Forecasters in ExxonMobil’s strategic planning department predicted in 2005 that the only thing that would prevent growing demand for oil (and, not incidentally, growing profits for ExxonMobil) would be an unprecedented global carbon tax, and for that to happen, in Coll’s summary of their findings, ‘the world’s governments would have to reach a unified conclusion that climate change presented an emergency on the scale of the Second World War – a threat so profound and disruptive as to require massive national investments and taxes designed to change the global energy mix.’ The forecasters assumed this would not happen. But a decade after Raymond made his speech against taking any kind of action on climate change, his successor was making headlines by calling for just such a tax. Some environmentalists suggested that Tillerson made his move in order to sabotage a more ‘realistic’ plan to pass a cap-and-trade bill (which did in fact end up going nowhere). But Tony Kreindler, the national media director of the Environmental Defense Fund, suggested a theory that seemed more in keeping with the ExxonMobil mindset: ‘They took a very hard look at their business model and decided they could simply out-compete everyone else if the policy were a carbon tax.’
Last June, Tillerson spoke before the Council on Foreign Relations in New York.
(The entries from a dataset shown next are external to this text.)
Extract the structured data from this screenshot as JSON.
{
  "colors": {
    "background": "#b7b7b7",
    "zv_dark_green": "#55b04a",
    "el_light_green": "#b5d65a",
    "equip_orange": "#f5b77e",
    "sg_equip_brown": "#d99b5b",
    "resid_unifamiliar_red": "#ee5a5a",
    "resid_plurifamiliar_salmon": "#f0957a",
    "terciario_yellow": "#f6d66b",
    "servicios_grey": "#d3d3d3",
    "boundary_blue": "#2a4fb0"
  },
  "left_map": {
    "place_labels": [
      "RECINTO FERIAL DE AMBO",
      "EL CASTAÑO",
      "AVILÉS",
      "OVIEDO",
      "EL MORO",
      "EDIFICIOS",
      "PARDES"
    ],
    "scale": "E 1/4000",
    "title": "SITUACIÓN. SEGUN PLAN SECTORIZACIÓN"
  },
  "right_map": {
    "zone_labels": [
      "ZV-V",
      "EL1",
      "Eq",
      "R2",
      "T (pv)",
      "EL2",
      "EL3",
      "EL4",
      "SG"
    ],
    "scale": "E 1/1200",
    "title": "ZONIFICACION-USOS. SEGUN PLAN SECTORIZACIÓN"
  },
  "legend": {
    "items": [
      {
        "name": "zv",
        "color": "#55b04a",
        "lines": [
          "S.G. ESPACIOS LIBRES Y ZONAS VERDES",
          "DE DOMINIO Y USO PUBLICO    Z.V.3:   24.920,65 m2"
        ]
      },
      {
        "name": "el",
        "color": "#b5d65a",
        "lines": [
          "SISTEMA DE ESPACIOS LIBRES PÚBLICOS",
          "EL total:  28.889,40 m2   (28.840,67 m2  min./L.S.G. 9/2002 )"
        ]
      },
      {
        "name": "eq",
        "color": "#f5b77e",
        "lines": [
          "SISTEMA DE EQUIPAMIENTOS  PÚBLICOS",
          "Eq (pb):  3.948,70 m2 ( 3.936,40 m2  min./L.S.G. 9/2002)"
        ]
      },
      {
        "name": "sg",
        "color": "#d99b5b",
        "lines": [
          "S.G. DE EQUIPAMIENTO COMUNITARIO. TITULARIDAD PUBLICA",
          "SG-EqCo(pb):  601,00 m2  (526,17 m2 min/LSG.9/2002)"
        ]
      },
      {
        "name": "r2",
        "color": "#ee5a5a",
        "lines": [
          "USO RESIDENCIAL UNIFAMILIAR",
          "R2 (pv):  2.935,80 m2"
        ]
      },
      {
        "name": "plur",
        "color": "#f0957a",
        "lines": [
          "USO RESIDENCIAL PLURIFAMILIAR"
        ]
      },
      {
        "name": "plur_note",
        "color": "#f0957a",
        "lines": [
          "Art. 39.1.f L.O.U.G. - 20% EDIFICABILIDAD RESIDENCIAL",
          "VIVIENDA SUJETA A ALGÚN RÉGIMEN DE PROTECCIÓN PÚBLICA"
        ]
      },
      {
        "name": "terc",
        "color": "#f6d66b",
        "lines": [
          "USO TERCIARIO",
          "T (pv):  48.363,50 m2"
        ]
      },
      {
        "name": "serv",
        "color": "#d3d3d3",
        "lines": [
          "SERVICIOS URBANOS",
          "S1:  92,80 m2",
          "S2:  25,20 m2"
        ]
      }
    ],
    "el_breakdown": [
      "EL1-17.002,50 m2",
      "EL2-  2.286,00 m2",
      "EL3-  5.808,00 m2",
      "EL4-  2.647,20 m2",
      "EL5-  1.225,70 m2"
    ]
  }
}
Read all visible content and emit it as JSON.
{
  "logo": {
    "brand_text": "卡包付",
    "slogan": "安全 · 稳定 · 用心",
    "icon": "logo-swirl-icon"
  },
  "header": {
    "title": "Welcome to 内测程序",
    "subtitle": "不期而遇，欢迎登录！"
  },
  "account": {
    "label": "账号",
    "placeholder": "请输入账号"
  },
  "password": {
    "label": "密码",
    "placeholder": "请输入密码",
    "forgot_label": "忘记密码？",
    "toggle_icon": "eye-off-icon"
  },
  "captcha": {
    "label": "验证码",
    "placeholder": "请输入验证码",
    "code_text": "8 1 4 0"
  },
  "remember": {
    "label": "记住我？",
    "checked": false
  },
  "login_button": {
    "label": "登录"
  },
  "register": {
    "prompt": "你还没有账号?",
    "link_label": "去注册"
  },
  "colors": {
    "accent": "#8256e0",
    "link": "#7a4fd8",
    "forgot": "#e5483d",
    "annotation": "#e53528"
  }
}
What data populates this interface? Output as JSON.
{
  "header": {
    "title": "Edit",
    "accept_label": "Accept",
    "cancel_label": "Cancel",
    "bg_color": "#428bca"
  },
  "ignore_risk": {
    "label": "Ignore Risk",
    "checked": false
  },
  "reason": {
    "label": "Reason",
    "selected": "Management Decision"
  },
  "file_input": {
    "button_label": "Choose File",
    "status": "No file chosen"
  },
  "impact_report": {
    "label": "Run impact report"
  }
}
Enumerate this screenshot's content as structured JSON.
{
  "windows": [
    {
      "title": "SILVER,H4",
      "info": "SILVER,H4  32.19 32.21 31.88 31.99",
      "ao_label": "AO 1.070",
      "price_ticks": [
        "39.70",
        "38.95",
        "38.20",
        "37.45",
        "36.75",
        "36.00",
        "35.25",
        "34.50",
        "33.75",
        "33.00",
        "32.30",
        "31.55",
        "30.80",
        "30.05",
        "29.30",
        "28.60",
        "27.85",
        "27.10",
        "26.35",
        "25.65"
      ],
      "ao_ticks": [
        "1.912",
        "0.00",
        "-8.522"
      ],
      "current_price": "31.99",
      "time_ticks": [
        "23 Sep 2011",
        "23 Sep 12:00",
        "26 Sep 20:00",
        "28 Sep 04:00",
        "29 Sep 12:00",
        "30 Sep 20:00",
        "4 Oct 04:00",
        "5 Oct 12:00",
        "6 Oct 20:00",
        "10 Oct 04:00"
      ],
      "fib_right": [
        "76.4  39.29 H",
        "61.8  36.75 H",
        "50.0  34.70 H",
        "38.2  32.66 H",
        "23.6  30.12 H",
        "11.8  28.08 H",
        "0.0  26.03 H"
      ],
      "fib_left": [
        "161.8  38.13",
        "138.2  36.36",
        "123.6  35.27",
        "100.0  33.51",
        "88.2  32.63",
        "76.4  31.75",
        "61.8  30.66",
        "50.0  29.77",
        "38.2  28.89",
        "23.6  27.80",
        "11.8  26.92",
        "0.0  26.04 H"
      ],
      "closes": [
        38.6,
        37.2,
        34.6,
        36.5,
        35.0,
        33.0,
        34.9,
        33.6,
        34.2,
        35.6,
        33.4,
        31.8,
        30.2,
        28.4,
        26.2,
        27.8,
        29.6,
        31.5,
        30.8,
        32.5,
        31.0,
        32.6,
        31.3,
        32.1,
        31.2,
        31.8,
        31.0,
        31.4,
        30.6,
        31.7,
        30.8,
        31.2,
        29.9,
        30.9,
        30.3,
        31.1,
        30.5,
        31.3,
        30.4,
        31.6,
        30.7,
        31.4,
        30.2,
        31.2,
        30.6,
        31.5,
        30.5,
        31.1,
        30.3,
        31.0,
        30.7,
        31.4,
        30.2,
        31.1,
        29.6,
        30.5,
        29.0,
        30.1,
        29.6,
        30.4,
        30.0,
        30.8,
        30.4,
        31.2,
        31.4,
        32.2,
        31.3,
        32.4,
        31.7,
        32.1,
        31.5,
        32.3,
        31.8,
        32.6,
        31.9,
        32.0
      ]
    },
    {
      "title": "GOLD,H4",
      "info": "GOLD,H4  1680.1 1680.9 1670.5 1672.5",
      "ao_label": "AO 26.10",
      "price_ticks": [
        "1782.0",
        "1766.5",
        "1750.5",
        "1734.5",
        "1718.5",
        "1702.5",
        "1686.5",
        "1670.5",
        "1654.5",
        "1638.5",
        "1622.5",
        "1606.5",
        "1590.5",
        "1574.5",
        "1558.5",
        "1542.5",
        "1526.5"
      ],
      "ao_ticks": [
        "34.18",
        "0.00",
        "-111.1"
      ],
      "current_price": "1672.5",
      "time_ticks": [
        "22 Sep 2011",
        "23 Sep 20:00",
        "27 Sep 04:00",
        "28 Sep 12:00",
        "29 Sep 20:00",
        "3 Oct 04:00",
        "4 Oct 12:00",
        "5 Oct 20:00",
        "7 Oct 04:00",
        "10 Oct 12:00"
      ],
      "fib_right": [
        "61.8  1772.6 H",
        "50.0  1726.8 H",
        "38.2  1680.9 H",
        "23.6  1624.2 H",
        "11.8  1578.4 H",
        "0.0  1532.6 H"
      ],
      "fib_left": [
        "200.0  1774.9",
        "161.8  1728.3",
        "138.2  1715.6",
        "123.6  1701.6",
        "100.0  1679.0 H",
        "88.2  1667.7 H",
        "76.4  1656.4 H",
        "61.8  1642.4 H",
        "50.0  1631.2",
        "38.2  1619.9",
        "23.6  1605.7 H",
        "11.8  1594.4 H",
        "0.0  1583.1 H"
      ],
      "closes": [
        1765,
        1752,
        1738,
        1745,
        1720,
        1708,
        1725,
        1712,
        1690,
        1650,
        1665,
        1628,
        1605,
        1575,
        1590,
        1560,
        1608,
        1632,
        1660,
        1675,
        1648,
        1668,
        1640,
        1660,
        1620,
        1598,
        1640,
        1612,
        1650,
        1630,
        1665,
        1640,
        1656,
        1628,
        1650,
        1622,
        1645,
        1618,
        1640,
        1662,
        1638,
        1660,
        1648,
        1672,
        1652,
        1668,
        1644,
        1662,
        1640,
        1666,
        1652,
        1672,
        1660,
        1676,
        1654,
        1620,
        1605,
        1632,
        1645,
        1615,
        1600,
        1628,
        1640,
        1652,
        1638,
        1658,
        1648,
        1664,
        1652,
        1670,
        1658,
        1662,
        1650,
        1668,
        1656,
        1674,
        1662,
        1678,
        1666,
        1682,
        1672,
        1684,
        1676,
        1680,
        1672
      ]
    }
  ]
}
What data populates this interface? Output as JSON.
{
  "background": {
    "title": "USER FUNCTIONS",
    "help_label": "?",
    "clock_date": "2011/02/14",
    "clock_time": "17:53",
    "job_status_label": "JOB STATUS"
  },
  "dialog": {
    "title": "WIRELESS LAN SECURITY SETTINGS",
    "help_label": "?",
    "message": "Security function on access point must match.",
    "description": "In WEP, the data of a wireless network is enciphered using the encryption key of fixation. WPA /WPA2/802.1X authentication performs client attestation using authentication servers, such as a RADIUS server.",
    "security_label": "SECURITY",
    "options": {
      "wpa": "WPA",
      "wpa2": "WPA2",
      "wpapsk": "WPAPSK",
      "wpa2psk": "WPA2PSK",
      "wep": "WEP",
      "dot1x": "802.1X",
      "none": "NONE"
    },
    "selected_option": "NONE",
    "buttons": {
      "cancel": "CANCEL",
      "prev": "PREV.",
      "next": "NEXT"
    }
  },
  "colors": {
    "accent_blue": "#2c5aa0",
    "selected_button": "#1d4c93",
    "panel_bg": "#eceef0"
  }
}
Alan Murray, an editor at the Wall Street Journal, introduced the forum by citing Coll’s book, which, Murray noted, describes ExxonMobil as a corporate state with its own foreign policy. After making some comments about the opportunities that hydraulic fracturing (fracking) afforded, in terms of exploiting North America’s vast reserves of natural gas, Tillerson began to answer questions from the audience. Eventually, a white-haired man in a blazer asked him about the potentially devastating effects of climate change. ‘The seas will rise, the coastlines will be unstable for generations, the price of food will go crazy. This is what we face, and we all know it,’ the man said, calmly but obviously with great concern. And yet ‘if we burn all these reserves you’ve talked about, you can kiss future generations goodbye. And maybe we’ll find a solution to take it’ – carbon dioxide – ‘out of the air. But, as you know, we don’t have one. So what are you going to do about this? We need your help to do something about this.’
Tillerson, after a long preamble about the uncertainty of climate models in general, and the imprecision of sea-level rise estimates in particular, got to the point. ‘We believe those consequences are manageable,’ he said. ‘As a species, that’s why we’re all still here. We have spent our entire existence adapting, OK? So we will adapt to this.’ ExxonMobil, the greatest corporation in human history, would do nothing to address the greatest crisis in human history. Certainly nothing remotely on the scale of the endeavours that it regularly undertook in its century and a half of inventing and dominating history’s most powerful and consequential industry. ExxonMobil remains ‘the pre-eminent trust of the world – the one whose story is best fitted to illuminate the subject of combinations of capital’. Coll does illuminate it, and what we see is tragic: smart people doing their best to deliver what the world most wants, and in so doing destroying it.